PyTorch version of Stable Baselines, reliable implementations of reinforcement learning algorithms.
https://stable-baselines3.readthedocs.io
MIT License
8.97k stars 1.68k forks source link

[Question] Accessing gradients during training #1044

Closed nairnan13 closed 2 years ago

nairnan13 commented 2 years ago

Question

How can gradients be accessed during training?

Additional context

I currently use Stable Baselines 3 to train a reinforcement learning SAC agent, on a custom environment. I would like to plot the mean of all calculated gradients of the model while it is training. There are some unexpected drops in the agent's performance and I want to exclude the possibility of exploding gradients.

To gain some insight into the training of the model, I know you can create custom callbacks. Unfortunately, when I call the parameters with the function get_parameters() (in a custom callback, with function loop _on_rollout_end(), which should be called right before the update) there are no gradients attached to the parameters.

Is there another way to access the gradients? Or can I even exclude the possibility of exploding gradients?

Thanks for the help!

Checklist

araffin commented 2 years ago

Hello, you should look into the W&B callback (it can log gradients, cf. doc), the relevant code is here: https://github.com/wandb/wandb/blob/9c777265f8cea1eaeb0407dd37ab889aeea81114/wandb/sdk/wandb_watch.py#L20

Otherwise, you can simply fork SB3 and add additional debug infos directly in the code.
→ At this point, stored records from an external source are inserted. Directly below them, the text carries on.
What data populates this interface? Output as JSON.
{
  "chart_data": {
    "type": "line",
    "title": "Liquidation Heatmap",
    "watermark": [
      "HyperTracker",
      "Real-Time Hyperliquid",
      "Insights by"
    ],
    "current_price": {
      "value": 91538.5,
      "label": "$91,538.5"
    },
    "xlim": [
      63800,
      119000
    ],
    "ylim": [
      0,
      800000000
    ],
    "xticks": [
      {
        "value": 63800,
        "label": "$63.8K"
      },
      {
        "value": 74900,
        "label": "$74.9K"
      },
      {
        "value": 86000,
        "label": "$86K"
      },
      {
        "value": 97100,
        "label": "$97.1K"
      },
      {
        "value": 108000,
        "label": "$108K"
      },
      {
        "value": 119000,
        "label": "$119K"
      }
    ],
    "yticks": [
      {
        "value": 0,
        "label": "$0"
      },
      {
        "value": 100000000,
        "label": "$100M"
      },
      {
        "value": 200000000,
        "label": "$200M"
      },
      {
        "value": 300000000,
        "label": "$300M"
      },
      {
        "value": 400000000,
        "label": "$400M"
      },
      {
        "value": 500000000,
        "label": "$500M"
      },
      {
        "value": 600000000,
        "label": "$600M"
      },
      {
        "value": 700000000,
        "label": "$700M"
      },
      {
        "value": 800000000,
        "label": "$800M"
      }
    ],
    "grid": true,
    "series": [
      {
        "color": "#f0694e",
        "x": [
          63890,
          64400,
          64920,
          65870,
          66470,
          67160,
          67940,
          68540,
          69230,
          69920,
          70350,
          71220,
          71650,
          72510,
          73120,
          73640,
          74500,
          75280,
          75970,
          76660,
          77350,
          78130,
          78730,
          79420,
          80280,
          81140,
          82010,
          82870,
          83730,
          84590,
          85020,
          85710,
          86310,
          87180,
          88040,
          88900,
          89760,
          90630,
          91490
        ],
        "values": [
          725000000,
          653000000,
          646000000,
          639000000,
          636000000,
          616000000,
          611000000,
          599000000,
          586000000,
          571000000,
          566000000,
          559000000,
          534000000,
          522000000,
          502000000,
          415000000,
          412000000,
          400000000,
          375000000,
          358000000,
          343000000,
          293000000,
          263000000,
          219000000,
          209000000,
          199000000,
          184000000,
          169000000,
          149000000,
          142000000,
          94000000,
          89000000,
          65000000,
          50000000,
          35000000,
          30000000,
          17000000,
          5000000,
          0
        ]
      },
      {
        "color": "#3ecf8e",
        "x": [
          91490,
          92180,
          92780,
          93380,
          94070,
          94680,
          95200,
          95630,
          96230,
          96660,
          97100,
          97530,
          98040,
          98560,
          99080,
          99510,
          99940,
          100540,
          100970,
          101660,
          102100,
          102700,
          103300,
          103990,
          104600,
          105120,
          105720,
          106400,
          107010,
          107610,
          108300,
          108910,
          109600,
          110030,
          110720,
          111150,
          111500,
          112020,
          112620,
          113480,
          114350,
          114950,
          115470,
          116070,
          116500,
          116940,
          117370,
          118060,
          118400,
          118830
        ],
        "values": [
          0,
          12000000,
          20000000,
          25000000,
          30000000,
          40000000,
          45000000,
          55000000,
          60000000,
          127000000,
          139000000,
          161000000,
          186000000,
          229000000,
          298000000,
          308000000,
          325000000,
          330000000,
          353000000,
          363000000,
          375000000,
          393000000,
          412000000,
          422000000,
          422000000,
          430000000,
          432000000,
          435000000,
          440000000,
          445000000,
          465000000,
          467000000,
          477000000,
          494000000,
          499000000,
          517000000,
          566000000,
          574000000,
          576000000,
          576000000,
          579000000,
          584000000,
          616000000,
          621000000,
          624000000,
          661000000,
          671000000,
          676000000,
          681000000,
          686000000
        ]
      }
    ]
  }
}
nairnan13 commented 2 years ago

Hello, you should look into the W&B callback (it can log gradients, cf. doc), the relevant code is here: https://github.com/wandb/wandb/blob/9c777265f8cea1eaeb0407dd37ab889aeea81114/wandb/sdk/wandb_watch.py#L20

Otherwise, you can simply fork SB3 and add additional debug infos directly in the code.

Thanks for the reply! I completely forgot about W&B, this should solve it.